Interpretable susceptibility mapping of loess landslides integrating soil parameters using machine learning and SHAP: a case study from the loess plateau in western Shanxi, China
摘要
Landslide susceptibility mapping (LSM) plays a critical role in the effective prevention and management of landslide hazards. Although machine learning-based LSM approaches have been widely applied in loess regions, few studies have incorporated regional-scale soil parameters (SPs), and the interpretability of these models remains limited. In this study, the Loess Plateau of western Shanxi (LPWS) was chosen as the study area, where regional-scale SPs—including cohesion, internal friction angle, permeability coefficient, and collapsibility coefficient—were integrated with conventional environmental variables. Three LSM models were developed using Support Vector Machine (SVM), Random Forest (RF), and Convolutional Neural Network (CNN).
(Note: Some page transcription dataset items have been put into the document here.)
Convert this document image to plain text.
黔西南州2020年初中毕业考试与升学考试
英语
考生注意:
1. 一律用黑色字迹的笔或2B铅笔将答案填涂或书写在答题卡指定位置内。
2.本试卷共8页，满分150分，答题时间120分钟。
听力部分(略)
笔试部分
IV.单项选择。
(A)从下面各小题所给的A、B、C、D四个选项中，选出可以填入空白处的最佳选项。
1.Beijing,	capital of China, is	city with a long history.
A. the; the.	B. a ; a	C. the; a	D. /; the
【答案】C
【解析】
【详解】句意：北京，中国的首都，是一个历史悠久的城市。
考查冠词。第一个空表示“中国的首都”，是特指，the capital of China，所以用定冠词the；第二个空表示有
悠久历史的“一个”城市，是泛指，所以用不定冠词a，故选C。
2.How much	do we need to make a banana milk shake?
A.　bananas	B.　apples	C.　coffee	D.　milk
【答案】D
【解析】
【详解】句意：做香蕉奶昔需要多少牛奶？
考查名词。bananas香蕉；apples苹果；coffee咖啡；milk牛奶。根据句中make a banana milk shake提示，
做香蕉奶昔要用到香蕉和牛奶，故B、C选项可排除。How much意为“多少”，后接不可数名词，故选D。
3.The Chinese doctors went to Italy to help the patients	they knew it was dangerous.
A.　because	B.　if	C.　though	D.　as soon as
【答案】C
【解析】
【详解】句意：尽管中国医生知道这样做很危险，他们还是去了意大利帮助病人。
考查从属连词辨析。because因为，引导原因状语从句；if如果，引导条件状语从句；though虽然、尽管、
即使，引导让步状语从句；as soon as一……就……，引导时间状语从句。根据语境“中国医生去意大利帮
Their performances were evaluated using multiple metrics including AUC, ACC, F1-score, Kappa, and MIOU. To enhance interpretability, we propose a novel Weighted Multi-Model SHAP (WMM-SHAP) method that synthesizes feature attributions across the three models. The results indicate that: (1) incorporating SPs improved both predictive accuracy and generalization performance, with RF achieving the highest overall performance and SVM showing the most significant improvement; (2) WMM-SHAP identifies slope, elevation, distance to roads, and SPI as the dominant influencing factors, while SPs, although secondary, enhance predictive accuracy and help elucidate key physical mechanisms; and (3) dependency analysis reveals that the dominant factors exhibit Gaussian and Double Logistic relationships with landslide susceptibility, whereas SPs exhibit Exponential or Polynomial trends. The methodology proposed in this study and the resulting findings provide a scientific basis for land-use planning, site selection for major infrastructure, and the prioritization of landslide risk management strategies in the LPWS. It is important to emphasize that the model developed here is specifically calibrated and validated for the LPWS. Its direct transferability to other regions with distinct geotechnical and hydrological characteristics has not yet been established and warrants further investigation.